A tempestade que ameaça o governo Wilson Lima

Por Raimundo Holanda

27/09/2020 21h33 — em Bastidores da Política

O governador Wilson Lima sabe porque as cigarras pararam de cantar sobre as poucas palmeiras que cercam o Palácio da  Compensa. O 'canto' das cigarras na verdade não existe. O som que se ouve é emitido por suas asas, que não se movem quando a umidade está alta. Wilson agora percebeu que vem tempestade por ai, daquelas que abalam governos. 

O prenúncio de temporal  é ruim, porque sinaliza para o rompimento iminente da barragem artificial que montou em Brasilia para blindar seu mandato. 

O problema é que essa blindagem não está conseguindo fazer a retenção do volume de informações colhidas pela CPI da Saúde, pela Polícia Federal e pelo Ministério Público Federal. 

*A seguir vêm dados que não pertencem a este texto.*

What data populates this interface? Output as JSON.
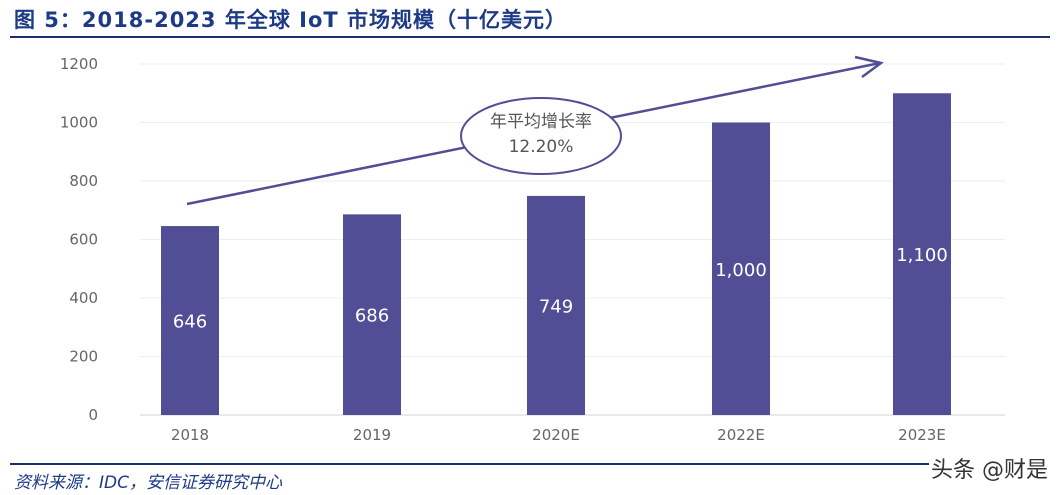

Wilson errou ao  pessoalmente inspecionar  a barreira montada para conter resíduos, lama tóxica e todo o lixo colhido ao longo das ultimas semanas pelos órgãos  de controle e pela polícia.

Sua presença em Brasília  nos últimos 50 dias, num vai e vem constante e em companhias suspeitas, despertou curiosidade e fez acender a luz vermelha no próprio STJ.

A tempestade agora é inevitável...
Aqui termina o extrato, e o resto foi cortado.